Incontinence in respect of anger is not so bad as in respect of desire. It is often constitutional, it is in itself painful, and it is not wanton, being in all three points unlike the other. What we spoke of as bestiality is more horrible than vice or incontinence, as being inhuman; but it does less harm. Incontinence means transgressing the ordinary standards in respect of pleasure and pain. Such transgression, when of set purpose, and not followed by repentance—consequently, incurable—is the moral vice of intemperance; which, being characterised by the absence of violent desire, is worse than incontinence. The latter is open, and is curable. The confusion between the two is due to their issuing in like acts; the passionate impulse is temporary; it is not a formed habit of wrong choice.
Continence is acting on conviction in resistance to passion; not merely sticking to any and every opinion, which is really rather more like incontinence.

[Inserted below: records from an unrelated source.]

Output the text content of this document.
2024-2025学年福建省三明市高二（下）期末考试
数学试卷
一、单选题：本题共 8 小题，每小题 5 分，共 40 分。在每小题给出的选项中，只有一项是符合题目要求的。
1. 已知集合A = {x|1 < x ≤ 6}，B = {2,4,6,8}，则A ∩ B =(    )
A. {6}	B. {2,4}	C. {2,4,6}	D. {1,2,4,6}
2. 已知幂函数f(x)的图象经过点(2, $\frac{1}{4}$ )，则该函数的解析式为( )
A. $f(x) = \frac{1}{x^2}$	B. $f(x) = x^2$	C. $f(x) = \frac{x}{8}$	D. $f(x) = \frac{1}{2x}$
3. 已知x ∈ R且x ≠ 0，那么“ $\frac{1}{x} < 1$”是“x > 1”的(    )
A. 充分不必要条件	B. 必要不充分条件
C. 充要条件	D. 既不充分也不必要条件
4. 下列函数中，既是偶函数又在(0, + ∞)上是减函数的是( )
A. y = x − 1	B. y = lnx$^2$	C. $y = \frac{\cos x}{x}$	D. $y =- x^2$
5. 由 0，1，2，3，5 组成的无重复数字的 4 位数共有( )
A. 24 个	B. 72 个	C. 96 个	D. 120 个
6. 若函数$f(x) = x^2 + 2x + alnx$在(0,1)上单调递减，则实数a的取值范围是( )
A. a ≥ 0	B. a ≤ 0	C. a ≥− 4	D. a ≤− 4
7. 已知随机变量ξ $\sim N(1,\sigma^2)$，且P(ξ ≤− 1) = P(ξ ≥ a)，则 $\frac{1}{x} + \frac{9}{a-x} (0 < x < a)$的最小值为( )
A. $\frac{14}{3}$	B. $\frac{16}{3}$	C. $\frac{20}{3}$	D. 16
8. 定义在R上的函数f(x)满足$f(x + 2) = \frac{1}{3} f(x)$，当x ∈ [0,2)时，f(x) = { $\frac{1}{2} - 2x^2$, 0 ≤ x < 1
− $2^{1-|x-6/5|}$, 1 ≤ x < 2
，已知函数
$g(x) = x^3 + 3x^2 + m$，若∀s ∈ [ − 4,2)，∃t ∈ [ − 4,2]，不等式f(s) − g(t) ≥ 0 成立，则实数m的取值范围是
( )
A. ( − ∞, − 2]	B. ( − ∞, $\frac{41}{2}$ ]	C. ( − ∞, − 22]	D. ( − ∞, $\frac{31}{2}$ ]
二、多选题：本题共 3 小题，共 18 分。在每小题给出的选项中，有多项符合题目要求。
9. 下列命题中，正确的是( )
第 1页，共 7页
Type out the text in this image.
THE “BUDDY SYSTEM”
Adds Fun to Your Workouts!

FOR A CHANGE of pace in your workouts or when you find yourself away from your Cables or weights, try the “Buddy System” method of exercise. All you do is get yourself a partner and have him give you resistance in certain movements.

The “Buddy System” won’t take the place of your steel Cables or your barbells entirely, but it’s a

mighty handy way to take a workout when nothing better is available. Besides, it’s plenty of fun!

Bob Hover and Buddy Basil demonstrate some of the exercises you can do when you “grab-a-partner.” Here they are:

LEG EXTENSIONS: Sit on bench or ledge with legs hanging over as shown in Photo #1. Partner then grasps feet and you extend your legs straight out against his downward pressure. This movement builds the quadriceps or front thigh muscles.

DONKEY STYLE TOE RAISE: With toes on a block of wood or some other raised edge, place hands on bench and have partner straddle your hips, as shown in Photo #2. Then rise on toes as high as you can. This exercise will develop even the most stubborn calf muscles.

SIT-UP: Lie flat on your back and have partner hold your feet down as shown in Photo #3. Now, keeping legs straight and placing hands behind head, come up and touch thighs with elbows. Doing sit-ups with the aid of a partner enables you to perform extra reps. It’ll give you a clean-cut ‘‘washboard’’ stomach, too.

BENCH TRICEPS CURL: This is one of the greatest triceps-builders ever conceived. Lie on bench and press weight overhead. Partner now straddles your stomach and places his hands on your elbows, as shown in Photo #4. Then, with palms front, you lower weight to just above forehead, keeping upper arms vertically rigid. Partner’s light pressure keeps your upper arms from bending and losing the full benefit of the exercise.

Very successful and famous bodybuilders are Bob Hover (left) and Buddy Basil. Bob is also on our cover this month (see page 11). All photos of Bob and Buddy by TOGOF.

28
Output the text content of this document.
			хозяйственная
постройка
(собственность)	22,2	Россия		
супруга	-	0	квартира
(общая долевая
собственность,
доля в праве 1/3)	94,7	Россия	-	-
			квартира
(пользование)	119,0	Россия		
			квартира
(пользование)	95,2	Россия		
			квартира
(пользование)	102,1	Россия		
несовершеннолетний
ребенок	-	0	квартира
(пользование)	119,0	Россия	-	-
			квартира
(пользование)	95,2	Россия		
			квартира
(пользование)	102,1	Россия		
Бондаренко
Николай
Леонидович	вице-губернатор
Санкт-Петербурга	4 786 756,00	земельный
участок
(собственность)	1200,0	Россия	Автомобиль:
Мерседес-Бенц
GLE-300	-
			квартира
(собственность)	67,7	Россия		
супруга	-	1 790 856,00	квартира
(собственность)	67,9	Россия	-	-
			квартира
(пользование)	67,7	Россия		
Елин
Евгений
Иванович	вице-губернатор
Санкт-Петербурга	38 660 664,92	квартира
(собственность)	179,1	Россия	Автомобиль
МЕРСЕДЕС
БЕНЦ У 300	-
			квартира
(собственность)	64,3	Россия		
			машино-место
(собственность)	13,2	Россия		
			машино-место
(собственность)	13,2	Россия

The other extreme, of actual apathy, is rare. Continence differs from temperance, as implying resistance to strong desires; whereas temperance implies that such desires are not active. Prudence—but not the acuteness which is sometimes confused with prudence—is incompatible with incontinence, which is least curable when the outcome of weakness.
Here it becomes necessary to make some inquiry as to Pleasure and Pain. Some maintain that pleasure is never good, some that it is partly good and partly not; some that it is good, but not the best But it cannot be bad per se, since it may be defined as the unimpeded activity of a formed faculty. Pleasure, as such, is not a hindrance to any activity, but its fulfilment; e.g., the pleasure of speculative inquiry does not hinder it. As a matter of fact, everyone does pursue pleasure; the denial that it is good results from thinking of it as meaning only bodily pleasures. And even they are not evil, but only the excessive pursuit of them. As to pleasure being fleeting, that is only because circumstances vary. The pleasure of the unchanging would be permanent.